Is Speaking (Isspeaking) op('vad_silero').par.Isspeaking Toggle
Default:
Off
Active Monitor CHOPin1 (Active) op('vad_silero').par.Active Toggle
Default:
Off
Model Ready (Modelready) op('vad_silero').par.Modelready Toggle
Default:
Off
Load Model (Loadmodel) op('vad_silero').par.Loadmodel Pulse
Default:
None
Unload Model (Unloadmodel) op('vad_silero').par.Unloadmodel Pulse
Default:
None
Auto Load Model on Start (Autoloadoninit) op('vad_silero').par.Autoloadoninit Toggle
Default:
Off
Speech Threshold (Speechthreshold) op('vad_silero').par.Speechthreshold Float
Default:
0.5
Min Silence Duration (ms) (Minsilenceduration) op('vad_silero').par.Minsilenceduration Int
Default:
150
Speech Padding (ms) (Speechpadding) op('vad_silero').par.Speechpadding Int
Default:
50
Download Model (Downloadmodel) op('vad_silero').par.Downloadmodel Pulse
Default:
None
Bypass (Bypass) op('vad_silero').par.Bypass Toggle
Default:
Off
Show Built-in Parameters (Showbuiltin) op('vad_silero').par.Showbuiltin Toggle
Default:
Off
Version (Version) op('vad_silero').par.Version String
Default:
1.0.1
Last Updated (Lastupdated) op('vad_silero').par.Lastupdated String
Default:
2025-07-01
Creator (Creator) op('vad_silero').par.Creator String
Default:
dotsimulate
Website (Website) op('vad_silero').par.Website String
Default:
https://dotsimulate.com
ChatTD Operator (Chattd) op('vad_silero').par.Chattd OP
Default:
None

Research & Licensing

Silero AI

Silero AI is a technology company specializing in speech recognition and voice processing solutions.
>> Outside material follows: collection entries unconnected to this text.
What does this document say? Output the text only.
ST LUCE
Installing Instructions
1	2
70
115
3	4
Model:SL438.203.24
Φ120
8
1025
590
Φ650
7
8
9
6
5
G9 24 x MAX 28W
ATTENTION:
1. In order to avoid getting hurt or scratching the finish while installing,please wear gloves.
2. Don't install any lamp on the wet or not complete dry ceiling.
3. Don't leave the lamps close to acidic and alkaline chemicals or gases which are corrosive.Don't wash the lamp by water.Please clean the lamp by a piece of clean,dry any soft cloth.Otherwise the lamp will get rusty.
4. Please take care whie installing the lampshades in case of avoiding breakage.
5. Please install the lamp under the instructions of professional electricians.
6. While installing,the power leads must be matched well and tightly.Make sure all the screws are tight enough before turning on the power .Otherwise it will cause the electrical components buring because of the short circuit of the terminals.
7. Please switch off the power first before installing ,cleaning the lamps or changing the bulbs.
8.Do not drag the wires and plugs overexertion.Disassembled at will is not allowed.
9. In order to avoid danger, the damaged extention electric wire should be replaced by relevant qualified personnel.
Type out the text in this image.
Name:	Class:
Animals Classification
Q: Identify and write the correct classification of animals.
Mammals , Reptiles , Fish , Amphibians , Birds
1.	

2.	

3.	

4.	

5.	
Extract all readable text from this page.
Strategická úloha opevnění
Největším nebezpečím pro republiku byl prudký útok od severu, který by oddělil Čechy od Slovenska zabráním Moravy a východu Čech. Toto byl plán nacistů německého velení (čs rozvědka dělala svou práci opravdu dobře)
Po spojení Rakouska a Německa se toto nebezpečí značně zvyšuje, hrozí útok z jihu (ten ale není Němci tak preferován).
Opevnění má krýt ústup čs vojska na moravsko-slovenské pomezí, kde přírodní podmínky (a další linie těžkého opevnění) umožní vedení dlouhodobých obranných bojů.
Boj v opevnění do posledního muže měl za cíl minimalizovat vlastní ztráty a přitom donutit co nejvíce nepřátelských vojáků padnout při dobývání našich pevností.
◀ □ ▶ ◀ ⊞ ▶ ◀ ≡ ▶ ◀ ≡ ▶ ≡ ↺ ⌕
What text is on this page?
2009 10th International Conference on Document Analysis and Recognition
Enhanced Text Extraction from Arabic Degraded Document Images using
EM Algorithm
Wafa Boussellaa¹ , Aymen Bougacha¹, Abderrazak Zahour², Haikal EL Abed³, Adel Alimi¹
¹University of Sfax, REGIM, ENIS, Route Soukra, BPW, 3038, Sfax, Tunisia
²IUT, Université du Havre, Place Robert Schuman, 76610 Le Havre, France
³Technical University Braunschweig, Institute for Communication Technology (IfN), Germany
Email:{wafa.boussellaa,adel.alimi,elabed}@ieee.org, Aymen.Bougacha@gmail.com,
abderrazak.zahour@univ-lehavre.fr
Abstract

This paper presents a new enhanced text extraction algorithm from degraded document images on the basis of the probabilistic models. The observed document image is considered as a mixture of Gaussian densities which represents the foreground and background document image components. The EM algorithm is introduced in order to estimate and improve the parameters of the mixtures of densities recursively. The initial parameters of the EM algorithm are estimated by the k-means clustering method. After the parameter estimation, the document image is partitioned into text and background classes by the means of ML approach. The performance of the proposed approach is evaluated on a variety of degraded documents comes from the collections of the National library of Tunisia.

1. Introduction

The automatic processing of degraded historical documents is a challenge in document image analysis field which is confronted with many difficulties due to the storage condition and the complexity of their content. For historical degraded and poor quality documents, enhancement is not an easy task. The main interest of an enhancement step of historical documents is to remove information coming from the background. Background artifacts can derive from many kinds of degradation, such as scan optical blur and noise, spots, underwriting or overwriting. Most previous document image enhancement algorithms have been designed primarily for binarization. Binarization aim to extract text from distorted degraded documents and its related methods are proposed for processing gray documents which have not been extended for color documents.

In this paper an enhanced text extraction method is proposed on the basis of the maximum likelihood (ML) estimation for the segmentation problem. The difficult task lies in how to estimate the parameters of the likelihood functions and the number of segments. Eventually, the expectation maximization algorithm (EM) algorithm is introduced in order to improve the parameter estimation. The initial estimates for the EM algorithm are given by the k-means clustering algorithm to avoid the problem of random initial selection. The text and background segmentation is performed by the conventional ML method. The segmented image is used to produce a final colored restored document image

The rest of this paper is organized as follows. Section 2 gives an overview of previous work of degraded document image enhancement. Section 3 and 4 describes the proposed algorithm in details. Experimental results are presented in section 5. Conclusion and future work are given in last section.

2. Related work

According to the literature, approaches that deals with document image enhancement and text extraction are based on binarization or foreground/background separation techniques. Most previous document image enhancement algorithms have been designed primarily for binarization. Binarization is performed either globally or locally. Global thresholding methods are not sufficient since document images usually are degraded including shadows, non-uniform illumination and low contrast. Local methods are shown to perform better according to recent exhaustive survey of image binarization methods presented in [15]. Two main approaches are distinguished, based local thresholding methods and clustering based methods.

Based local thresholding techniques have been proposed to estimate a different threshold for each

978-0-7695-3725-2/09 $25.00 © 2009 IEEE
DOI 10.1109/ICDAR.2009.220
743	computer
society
They focus on creating enterprise-grade, production-ready speech models that are accessible to developers and researchers through open-source releases.

Silero VAD: Pre-trained Enterprise-grade Voice Activity Detector

Silero VAD is a pre-trained Voice Activity Detector designed for enterprise applications. It provides reliable speech detection capabilities with minimal computational requirements, making it ideal for real-time voice processing systems and applications requiring responsive voice activity detection.

Technical Details

  • Lightweight Architecture: Optimized for real-time processing with minimal computational overhead
  • 16kHz Audio Processing: Specifically tuned for 16kHz single-channel audio input
  • PyTorch Implementation: Built on PyTorch framework with TorchHub integration

Research Impact

  • Production-Ready VAD: Reliable voice activity detection for commercial applications
  • Open Source Accessibility: Free alternative to commercial VAD solutions
  • Real-time Performance: Enables low-latency voice processing applications

Citation

@misc{silero2024vad,
  author={Silero Team},
  title={Silero VAD: pre-trained enterprise-grade Voice Activity Detector (VAD)},
  year={2024},
  publisher={GitHub},
  journal={GitHub repository},
  howpublished={\url{https://github.com/snakers4/silero-vad}},
  email={hello@silero.ai}
}

Key Research Contributions

  • Enterprise-grade Voice Activity Detection with high accuracy
  • Real-time processing optimized for low-latency applications
  • Pre-trained model requiring no additional training or fine-tuning

License

MIT License - This model is freely available for research and commercial use.